Member-only story
This is probably written several times — in case you haven’t come across these, here are the top 14 notebook tips you need to start incorporating into your notebooking .
1) Pip install (or any shell command) through the notebook
Usually one does not need to swap to a shell to install packages. A quick way of installing a missing package when you’re copy-pasting code is to run the shell command on a notebook. Try %pip install
or !pip install
%pip install pandas
!pip install numpy
2) Share notebook for non-Python users
The easiest way to share your notebook is simply using the notebook file (.ipynb), but for those who don’t use Jupyter, you have a few options:
- Convert notebooks to HTML files using the
File > Download as > HTML
Menu option. - Upload to GitHub and one can view the file as HTML there
3) Suppress warnings in Notebook (not recommended)

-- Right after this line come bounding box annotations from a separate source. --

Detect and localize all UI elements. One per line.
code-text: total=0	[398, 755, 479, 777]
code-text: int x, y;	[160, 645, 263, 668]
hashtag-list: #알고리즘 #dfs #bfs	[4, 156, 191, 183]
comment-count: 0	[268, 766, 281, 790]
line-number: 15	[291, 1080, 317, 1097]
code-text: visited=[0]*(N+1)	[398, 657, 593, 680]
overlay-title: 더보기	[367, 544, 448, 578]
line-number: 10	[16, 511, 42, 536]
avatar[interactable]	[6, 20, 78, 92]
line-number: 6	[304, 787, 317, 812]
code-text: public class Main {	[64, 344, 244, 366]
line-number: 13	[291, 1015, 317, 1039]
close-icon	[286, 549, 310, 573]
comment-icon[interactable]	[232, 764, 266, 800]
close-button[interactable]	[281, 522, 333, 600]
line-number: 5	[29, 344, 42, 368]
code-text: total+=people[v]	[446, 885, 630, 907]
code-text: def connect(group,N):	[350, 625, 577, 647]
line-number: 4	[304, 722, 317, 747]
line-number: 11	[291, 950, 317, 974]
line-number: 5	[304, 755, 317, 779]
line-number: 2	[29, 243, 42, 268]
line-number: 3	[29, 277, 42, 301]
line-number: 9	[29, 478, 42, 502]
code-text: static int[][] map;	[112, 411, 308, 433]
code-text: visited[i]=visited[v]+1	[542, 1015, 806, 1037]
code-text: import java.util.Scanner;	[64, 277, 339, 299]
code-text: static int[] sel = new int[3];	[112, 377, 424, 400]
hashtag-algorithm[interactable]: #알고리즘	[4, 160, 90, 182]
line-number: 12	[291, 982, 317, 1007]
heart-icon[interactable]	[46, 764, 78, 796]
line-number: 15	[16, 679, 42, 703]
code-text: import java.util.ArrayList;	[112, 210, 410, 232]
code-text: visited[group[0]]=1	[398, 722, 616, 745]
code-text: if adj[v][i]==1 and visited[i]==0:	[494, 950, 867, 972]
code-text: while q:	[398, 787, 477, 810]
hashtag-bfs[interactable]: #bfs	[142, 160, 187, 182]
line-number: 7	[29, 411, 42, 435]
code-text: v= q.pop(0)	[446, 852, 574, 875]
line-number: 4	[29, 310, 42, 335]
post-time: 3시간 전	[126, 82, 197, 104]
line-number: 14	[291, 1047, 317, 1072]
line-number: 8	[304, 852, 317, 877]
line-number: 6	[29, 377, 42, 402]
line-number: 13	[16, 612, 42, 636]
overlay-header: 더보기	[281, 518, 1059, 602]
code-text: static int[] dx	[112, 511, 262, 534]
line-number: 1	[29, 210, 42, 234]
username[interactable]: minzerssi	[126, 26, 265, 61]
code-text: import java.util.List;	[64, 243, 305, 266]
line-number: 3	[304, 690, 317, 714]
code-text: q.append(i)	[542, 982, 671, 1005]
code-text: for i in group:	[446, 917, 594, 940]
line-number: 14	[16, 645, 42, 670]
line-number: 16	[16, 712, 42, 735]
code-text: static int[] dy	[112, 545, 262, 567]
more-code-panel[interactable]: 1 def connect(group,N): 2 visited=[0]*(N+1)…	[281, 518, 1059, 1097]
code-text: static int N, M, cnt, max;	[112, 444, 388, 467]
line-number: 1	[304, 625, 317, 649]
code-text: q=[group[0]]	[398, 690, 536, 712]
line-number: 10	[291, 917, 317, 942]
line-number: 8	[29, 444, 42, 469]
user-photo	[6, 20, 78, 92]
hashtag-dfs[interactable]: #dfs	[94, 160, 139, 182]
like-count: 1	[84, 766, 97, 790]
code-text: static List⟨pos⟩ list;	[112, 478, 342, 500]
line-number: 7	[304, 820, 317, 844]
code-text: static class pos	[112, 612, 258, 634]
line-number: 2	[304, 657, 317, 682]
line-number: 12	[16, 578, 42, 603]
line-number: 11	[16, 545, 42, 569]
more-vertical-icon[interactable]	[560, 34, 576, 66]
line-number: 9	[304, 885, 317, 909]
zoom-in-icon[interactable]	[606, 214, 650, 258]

Notebooks come with several warnings that make them less readable. You could temporarily try to suppress them.
import warnings
warnings.filterwarnings("ignore")
4) Increase resolution of your Matplotlib plots
Add this at the beginning of the notebook, to increase your DPI to 300. Too many data scientists use low-resolution and poor dpi images for their plots that are hard to see. Finally, you can get high-resolution plots in your notebooks instead of blurred regular outputs.
import matplotlib as mpl
mpl.rcParams['figure.dpi'] = 300
5) Measure the time taken to run your cell
This is super helpful when you’re trying to profile your code and see what parts are taking more time. Add magic statement `%%time`before your cell. Remember that a single %
is for the line while %%
is for the cell.
%%time
clf = tree.DecisionTreeRegressor().fit(X_train, y_train)
res = clf.predict(X_test)
print(res)
PS: %%timeit
uses the Python timeit module which runs a statement 100,000 times (by default) and then provides the mean of the fastest three times.